It may be pouring rain outside, or perhaps it is a cool breezy day, but you would never know from within South’s greenhouse, where the humid temperatures keep plants in the nursery thriving. The greenhouse’s atmosphere, where the Horticulture Team students bond together through close friendships over the plants they nurture, resembles the warming weather of spring.

Every Wednesday after school until 5 p.m., South Horticulture Team members occupy the greenhouse exercising their knowledge of plants, carrying out garden maintenance, and preparing for upcoming horticultural and floral competitions, Erin McBride, Horticulture Teacher and Horticulture Team Sponsor, said. The 2023 season is off to a great start with the team placing first at the College of DuPage Floral Competition, McBride explained. 

“[The season] started off with a win, so we hope to continue that,” McBride said. “The kids help each other be better, and they instill motivation and determination to do their best [in each other].”

Each competition brings something new as individual events change from year to year, junior Hayden Hogue, Horticulture Team Member, said. 

“This year we [competed in] plant identification, general knowledge, tool identification, and arrangement making,” Hogue said. 

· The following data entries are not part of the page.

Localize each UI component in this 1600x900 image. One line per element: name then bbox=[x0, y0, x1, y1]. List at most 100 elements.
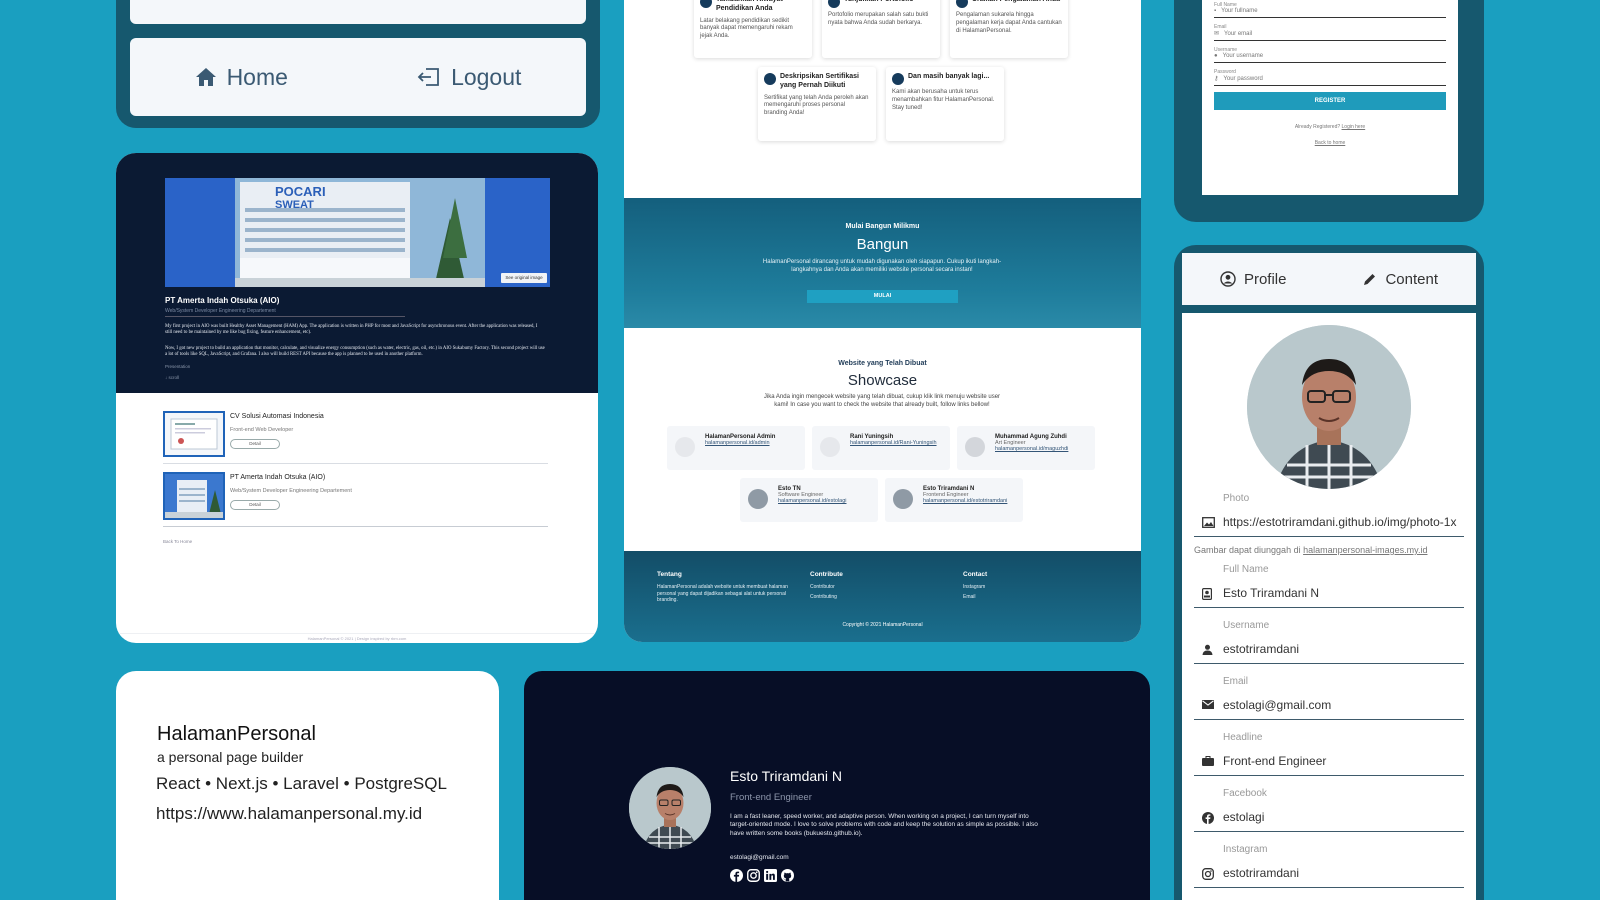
feature-title: Tambahkan Riwayat Pendidikan Anda bbox=[716, 0, 783, 12]
landing-page-screen: Tambahkan Riwayat Pendidikan Anda Latar … bbox=[624, 0, 1141, 642]
profile-form: Photo https://estotriramdani.github.io/i… bbox=[1182, 313, 1476, 900]
home-link[interactable]: Home bbox=[195, 64, 288, 91]
certificate-icon bbox=[764, 73, 776, 85]
github-icon[interactable] bbox=[781, 869, 794, 882]
user-circle-icon bbox=[1220, 271, 1236, 287]
top-bar bbox=[130, 0, 586, 24]
footer-about-title: Tentang bbox=[657, 571, 682, 578]
detail-hero: POCARI SWEAT See original image PT Amert… bbox=[116, 153, 598, 393]
showcase-card[interactable]: Muhammad Agung Zuhdi Art Engineer halamanp… bbox=[957, 426, 1095, 470]
svg-text:POCARI: POCARI bbox=[275, 184, 326, 199]
feature-desc: Pengalaman sukarela hingga pengalaman ke… bbox=[956, 12, 1062, 34]
editor-tabs: Profile Content bbox=[1182, 253, 1476, 305]
tab-content-label: Content bbox=[1385, 270, 1438, 288]
preview-email[interactable]: estolagi@gmail.com bbox=[730, 854, 789, 861]
profile-photo bbox=[1247, 325, 1411, 489]
logout-link[interactable]: Logout bbox=[417, 64, 521, 91]
email-icon: ✉ bbox=[1214, 31, 1220, 37]
experience-role: Front-end Web Developer bbox=[230, 427, 294, 433]
instagram-field[interactable]: Instagram estotriramdani bbox=[1194, 844, 1464, 888]
company-banner-image: POCARI SWEAT bbox=[165, 178, 550, 287]
showcase-link[interactable]: halamanpersonal.id/admin bbox=[705, 440, 775, 446]
facebook-field[interactable]: Facebook estolagi bbox=[1194, 788, 1464, 832]
register-fullname-field[interactable]: Full Name ▪ Your fullname bbox=[1214, 2, 1446, 18]
avatar bbox=[893, 489, 913, 509]
cta-section: Mulai Bangun Milikmu Bangun HalamanPerso… bbox=[624, 198, 1141, 328]
login-prompt: Already Registered? Login here bbox=[1214, 124, 1446, 130]
footer-contact-title: Contact bbox=[963, 571, 988, 578]
social-icons bbox=[730, 869, 794, 882]
showcase-link[interactable]: halamanpersonal.id/Rani-Yuningsih bbox=[850, 440, 937, 446]
register-password-field[interactable]: Password ⚷ Your password bbox=[1214, 69, 1446, 86]
field-value: https://estotriramdani.github.io/img/pho… bbox=[1223, 515, 1457, 529]
field-label: Full Name bbox=[1223, 564, 1269, 575]
headline-field[interactable]: Headline Front-end Engineer bbox=[1194, 732, 1464, 776]
register-button[interactable]: REGISTER bbox=[1214, 92, 1446, 110]
username-field[interactable]: Username estotriramdani bbox=[1194, 620, 1464, 664]
copyright: Copyright © 2021 HalamanPersonal bbox=[842, 622, 923, 628]
showcase-link[interactable]: halamanpersonal.id/estotriramdani bbox=[923, 498, 1007, 504]
experience-company: CV Solusi Automasi Indonesia bbox=[230, 413, 324, 420]
experience-company: PT Amerta Indah Otsuka (AIO) bbox=[230, 474, 326, 481]
pencil-icon bbox=[1362, 272, 1377, 287]
svg-text:SWEAT: SWEAT bbox=[275, 199, 314, 211]
image-icon bbox=[1202, 517, 1215, 528]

At the Joliet Junior College Horticulture Competition on April 1, two new events focused on florals, junior Oliver Mitchell, Horticulture Team Member, said. In floral competitions, competitors are given a set amount of time to recreate a floral arrangement based on a picture provided by the competition, Mitchell explained.

“In the competition, we had to mimic to the best of our ability a corsage that had six flowers in it and then a centerpiece,” Mitchell said.

Because junior Olive Hayes, Horticulture Team Member, enjoys the creative parts of producing flower arrangements, they favor arrangement making during competitions.

“[Creating a floral display] is really stressful when you’re in a competition, but once you’re done and you’ve seen the finished product, it is really satisfying,” Hayes said.

The floral arrangement event is new, but the General Knowledge exam and Plant Identification (Plant ID) events are two that stay consistent in all competitions annually, Mitchell explained. Plant ID is the event that is worth the most points and dictates a major part of how the team prepares for competitions, Mitchell explained.

“We do a lot of practicing for Plant ID because it is a lot of points and a big section of the competitions,” Mitchell said. “We look at pictures or cuttings of different plants and [look for the plant on] this big ID sheet, which has all the possible plants that it could be listed on.”

 The Horticulture Team looks forward to what they expect to be a very successful rest of the season, Mitchell explained. 

“I have really high hopes,” Mitchell said. “We have a lot of very capable people on the team this year.”

The group also has amazing chemistry as a team and has formed its own community within South, Hayes said.

“It is definitely a small group, [but] we are very close and are all very similar people, so it is [fulfilling] that we have found our own community within [South],” Hayes said.